The answer is yes, these constructions make sense also for stacks, although you typically obtain a power series rather than a polynomial. Funnily enough, the best reference I know is Deligne's Hodge III, even though it doesn't talk at all about algebraic stacks.

Before asking how to put a mixed Hodge structure on the Betti cohomology of a complex algebraic stack $\mathfrak X$, it makes sense to ask how to define the Betti cohomology in the first place. There are several possible approaches. The most direct is to choose an atlas $U \to \mathfrak X$. This choice gives rise to a simplicial scheme $U_\bullet$, with $U_n = U \times_{\mathfrak X} U \times_{\mathfrak X} \ldots \times_{\mathfrak X} U$ ($n+1$ factors). Taking levelwise analytification gives a simplicial topological space, which can be geometrically realized to a bona fide topological space. If I had chosen a different presentation I would have gotten a weakly equivalent (in fact homotopy equivalent) geometric realization, so the homotopy type of the realization makes sense as an invariant of $\mathfrak X$. We may then take its cohomology.

The point is, then, that Deligne in Hodge III tells us precisely how to put a mixed Hodge structure on the cohomology of a simplicial scheme (of finite type over $\mathbf C$). As you may know, Deligne needs to pass to simplicial schemes in order to define the mixed Hodge structure on a singular variety $X$ (via a "hyperresolution of singularities"), but he notes that he obtains a general definition of mixed Hodge structure on any simplicial scheme, and as an example application he computes the mixed Hodge structure on the classifying stack of a linear algebraic group.

Unfortunately I don't know off hand a reference that connects the dots between what's in Hodge III and generalities on algebraic stacks, though it is all certainly something "known to experts". Perhaps you can look into Noohi's papers on topological stacks.

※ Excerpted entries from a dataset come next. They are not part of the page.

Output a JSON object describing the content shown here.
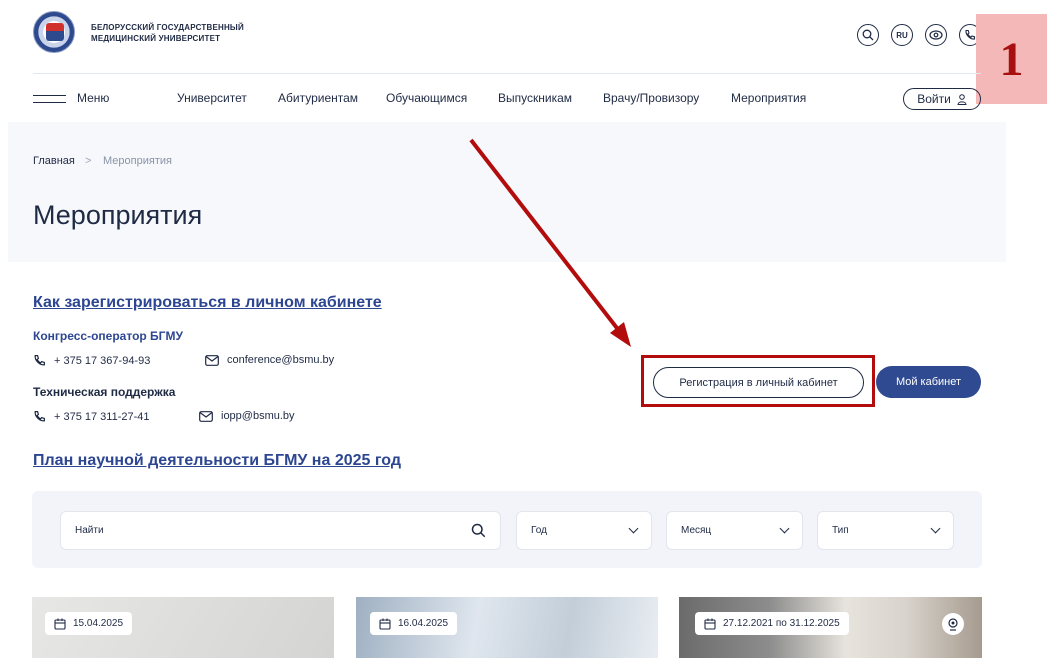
{
  "header": {
    "org_line1": "БЕЛОРУССКИЙ ГОСУДАРСТВЕННЫЙ",
    "org_line2": "МЕДИЦИНСКИЙ УНИВЕРСИТЕТ",
    "lang": "RU",
    "icons": [
      "search-icon",
      "language-icon",
      "eye-icon",
      "phone-icon"
    ]
  },
  "nav": {
    "menu_label": "Меню",
    "items": [
      "Университет",
      "Абитуриентам",
      "Обучающимся",
      "Выпускникам",
      "Врачу/Провизору",
      "Мероприятия"
    ],
    "login_label": "Войти"
  },
  "badge": {
    "number": "1"
  },
  "breadcrumb": {
    "home": "Главная",
    "separator": ">",
    "current": "Мероприятия"
  },
  "page": {
    "title": "Мероприятия"
  },
  "contacts": {
    "register_link": "Как зарегистрироваться в личном кабинете",
    "operator_title": "Конгресс-оператор БГМУ",
    "operator_phone": "+ 375 17 367-94-93",
    "operator_email": "conference@bsmu.by",
    "support_title": "Техническая поддержка",
    "support_phone": "+ 375 17 311-27-41",
    "support_email": "iopp@bsmu.by",
    "plan_link": "План научной деятельности БГМУ на 2025 год"
  },
  "actions": {
    "register_button": "Регистрация в личный кабинет",
    "cabinet_button": "Мой кабинет"
  },
  "filters": {
    "search_placeholder": "Найти",
    "year": "Год",
    "month": "Месяц",
    "type": "Тип"
  },
  "events": [
    {
      "date": "15.04.2025"
    },
    {
      "date": "16.04.2025"
    },
    {
      "date": "27.12.2021 по 31.12.2025"
    }
  ],
  "colors": {
    "primary": "#2f4a91",
    "annotation": "#b30c0c",
    "badge_bg": "#f4b8b8"
  }
}
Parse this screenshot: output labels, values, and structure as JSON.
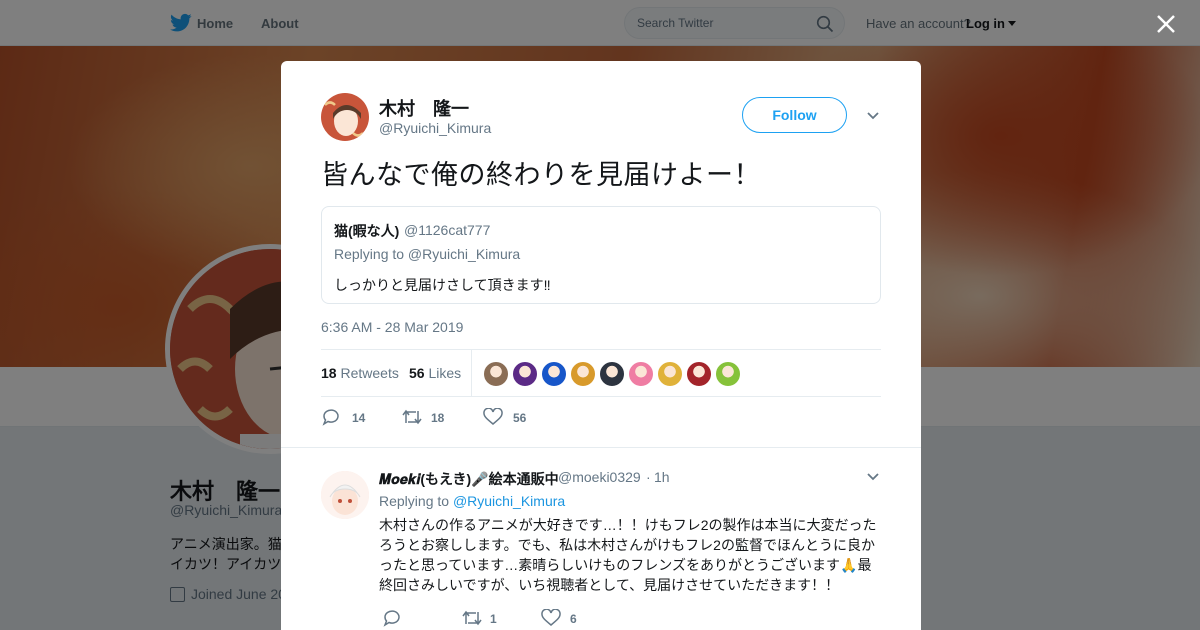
{
  "nav": {
    "home": "Home",
    "about": "About",
    "search_placeholder": "Search Twitter",
    "have_account": "Have an account?",
    "login": "Log in"
  },
  "profile": {
    "name": "木村　隆一",
    "handle": "@Ryuichi_Kimura",
    "bio_line1": "アニメ演出家。猫",
    "bio_line2": "イカツ！アイカツ",
    "joined": "Joined June 20"
  },
  "tweet": {
    "author_name": "木村　隆一",
    "author_handle": "@Ryuichi_Kimura",
    "follow_label": "Follow",
    "text": "皆んなで俺の終わりを見届けよー！",
    "quote": {
      "name": "猫(暇な人)",
      "handle": "@1126cat777",
      "replying_to": "Replying to @Ryuichi_Kimura",
      "text": "しっかりと見届けさして頂きます‼"
    },
    "timestamp": "6:36 AM - 28 Mar 2019",
    "retweets_count": "18",
    "retweets_label": "Retweets",
    "likes_count": "56",
    "likes_label": "Likes",
    "actions": {
      "replies": "14",
      "retweets": "18",
      "likes": "56"
    }
  },
  "reply": {
    "name": "𝑴𝒐𝒆𝒌𝒊(もえき)🎤絵本通販中",
    "handle": "@moeki0329",
    "dot": "·",
    "time": "1h",
    "replying_prefix": "Replying to ",
    "replying_handle": "@Ryuichi_Kimura",
    "text": "木村さんの作るアニメが大好きです…！！けもフレ2の製作は本当に大変だったろうとお察しします。でも、私は木村さんがけもフレ2の監督でほんとうに良かったと思っています…素晴らしいけものフレンズをありがとうございます🙏最終回さみしいですが、いち視聴者として、見届けさせていただきます！！",
    "actions": {
      "replies": "",
      "retweets": "1",
      "likes": "6"
    }
  },
  "colors": {
    "accent": "#1da1f2",
    "link": "#1b95e0",
    "muted": "#657786",
    "text": "#14171a"
  },
  "likers": [
    {
      "icon": "liker-avatar-1",
      "color": "#8a6d55"
    },
    {
      "icon": "liker-avatar-2",
      "color": "#5b2a86"
    },
    {
      "icon": "liker-avatar-3",
      "color": "#1756c9"
    },
    {
      "icon": "liker-avatar-4",
      "color": "#d89a2b"
    },
    {
      "icon": "liker-avatar-5",
      "color": "#2d3440"
    },
    {
      "icon": "liker-avatar-6",
      "color": "#ef7da3"
    },
    {
      "icon": "liker-avatar-7",
      "color": "#e0b23a"
    },
    {
      "icon": "liker-avatar-8",
      "color": "#a3242a"
    },
    {
      "icon": "liker-avatar-9",
      "color": "#86c23a"
    }
  ]
}
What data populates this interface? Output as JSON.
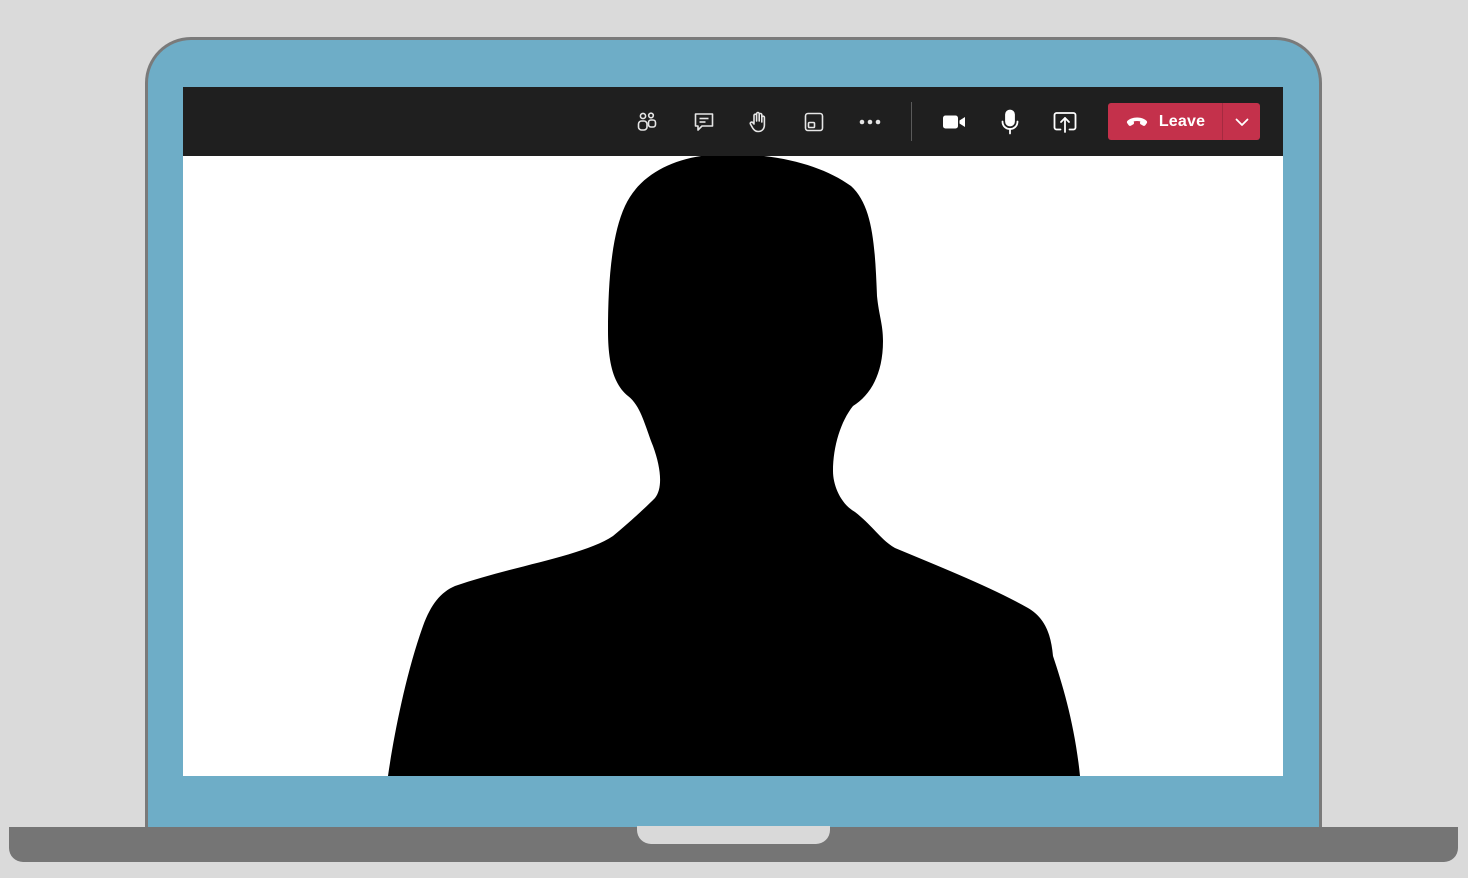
{
  "toolbar": {
    "buttons": [
      {
        "icon": "people-icon"
      },
      {
        "icon": "chat-icon"
      },
      {
        "icon": "raise-hand-icon"
      },
      {
        "icon": "share-tray-icon"
      },
      {
        "icon": "more-options-icon"
      },
      {
        "icon": "camera-icon"
      },
      {
        "icon": "microphone-icon"
      },
      {
        "icon": "share-screen-icon"
      }
    ],
    "leave": {
      "label": "Leave",
      "icon": "hang-up-icon",
      "dropdown_icon": "chevron-down-icon"
    }
  },
  "colors": {
    "toolbar_bg": "#1f1f1f",
    "leave_red": "#c4314b",
    "lid_blue": "#6eadc7",
    "laptop_gray": "#757575",
    "background": "#dadada"
  }
}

Regarding your question whether $E([X/G])=E(X)/E(G)$, this is not true in full generality. Think about the case when $X$ is a point and $G$ is finite, in which case $E([X/G])=E(X)=1$, but $E(G) = \vert G\vert$. But if you assume that your group $G$ is connected then you're good. You can prove it by analysing the Leray-Serre spectral sequences for the two fibration sequences
$$ G \to \mathrm{pt} \to BG $$
and
$$ X \to [X/G] \to BG. $$
The first sequence implies $E(G)E(BG)=1$, and the second that $E(X)E(BG)=E([X/G])$. The key point is that if we assume $G$ connected then $BG$ is simply-connected, so the local systems in the spectral sequence trivialize.